Sex dominates the play in various descriptive forms from dream sequences
(which I did not get) to the sado-masochistic which I understood better. The
two performers take on a large array of characters both male and female and
they display highly developed acting techniques and an ability to jump from one
characterization to the next. You may want to complain that the characters that
they take on are neither developed nor understood and even in a seventy-minute
show you are hard pressed to remember much of what is happening or who is who.

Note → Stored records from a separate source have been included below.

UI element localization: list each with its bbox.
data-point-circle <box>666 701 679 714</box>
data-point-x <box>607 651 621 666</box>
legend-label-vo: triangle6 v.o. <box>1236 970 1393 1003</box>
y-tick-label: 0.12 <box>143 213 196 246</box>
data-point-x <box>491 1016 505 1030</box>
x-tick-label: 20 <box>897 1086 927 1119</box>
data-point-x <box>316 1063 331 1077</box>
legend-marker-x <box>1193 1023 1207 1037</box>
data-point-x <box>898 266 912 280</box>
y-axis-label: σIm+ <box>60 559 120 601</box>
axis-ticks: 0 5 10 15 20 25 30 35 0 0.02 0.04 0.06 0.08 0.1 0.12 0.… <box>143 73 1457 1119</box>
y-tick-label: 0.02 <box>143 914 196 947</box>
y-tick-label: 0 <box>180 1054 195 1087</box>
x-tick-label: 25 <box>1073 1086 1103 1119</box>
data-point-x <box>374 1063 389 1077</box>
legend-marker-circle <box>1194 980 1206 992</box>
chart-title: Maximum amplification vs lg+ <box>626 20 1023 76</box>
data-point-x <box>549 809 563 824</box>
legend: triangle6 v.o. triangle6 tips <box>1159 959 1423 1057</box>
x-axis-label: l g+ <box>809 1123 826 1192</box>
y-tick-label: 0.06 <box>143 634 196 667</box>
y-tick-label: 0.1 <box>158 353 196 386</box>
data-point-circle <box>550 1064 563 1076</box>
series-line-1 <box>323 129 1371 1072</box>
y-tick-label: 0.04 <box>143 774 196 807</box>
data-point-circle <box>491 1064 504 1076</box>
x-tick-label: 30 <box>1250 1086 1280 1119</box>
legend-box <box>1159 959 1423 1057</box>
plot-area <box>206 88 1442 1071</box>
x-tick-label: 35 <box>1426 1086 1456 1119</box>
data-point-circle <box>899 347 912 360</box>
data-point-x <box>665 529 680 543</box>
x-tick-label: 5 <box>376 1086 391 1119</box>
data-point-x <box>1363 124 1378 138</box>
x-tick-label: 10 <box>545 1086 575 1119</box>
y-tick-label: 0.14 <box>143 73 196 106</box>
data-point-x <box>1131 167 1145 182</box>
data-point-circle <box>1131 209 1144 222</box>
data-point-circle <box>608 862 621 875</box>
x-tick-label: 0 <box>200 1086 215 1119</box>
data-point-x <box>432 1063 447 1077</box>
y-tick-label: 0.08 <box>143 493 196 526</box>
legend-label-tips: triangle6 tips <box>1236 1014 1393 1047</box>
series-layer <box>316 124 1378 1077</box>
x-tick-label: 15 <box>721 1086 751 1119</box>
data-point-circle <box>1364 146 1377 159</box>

But the all-pervasive sex with suitable raunchy language does stay with
you.
We see a tall person in a black cape with a white hoodie and hollow
black face walk across the stage. I don’t know what provokes him or what his
presence indicates. Presumably he is Mr. Truth and I have no idea why he is not
Ms Truth or perhaps Mr. and Mrs. Truth.
The dream sequences are illustrated with what looks like an
electrocardiograph on the screen and I am not sure what the squiggles on it
meant, if anything.
As I said, a few members of the audience reacted enthusiastically and
laughed with unalloyed exuberance at the beginning on lines that were devoid of
comedy. That is pretty much expected from some people on opening night and you
wait to see how much stamina they have to
maintain their vigour. By the end of Mr. Truth even the most enthusiastic
had petered out into almost complete (and blessed) silence.
After writing this I read the Creators’ Note in the programme which
bears repeating:
If someone told you that this show was structured rhythmically and
dramaturgically to resemble a female orgasm, or a woman’s orgasm, or a feminine
orgasm, or any orgasm of the non-aristotelian variety, would that change your
viewing experience?
I don’t know the
differences among a female, a woman’s and
feminine orgasm let alone the rhythm or dramaturgical structure of an orgasm.
I stand by what I said
in my first paragraph and wonder how many attributes I missed. That is the
whole point of experimental theatre.
Mr. Truth is part of the 2018 Riser Project that includes
Tell Me What It’s Called, Speaking of Sneaking and Everything I Couldn’t Tell You.
________
Mr. Truth, created and performed by Lauren Gillis and
Alaine Hutton continues until November 24, 2018 at The Theatre Centre, BMO
Incubator, 1115 Queen St. West, Toronto, Ontario. www.theatrecentre.org.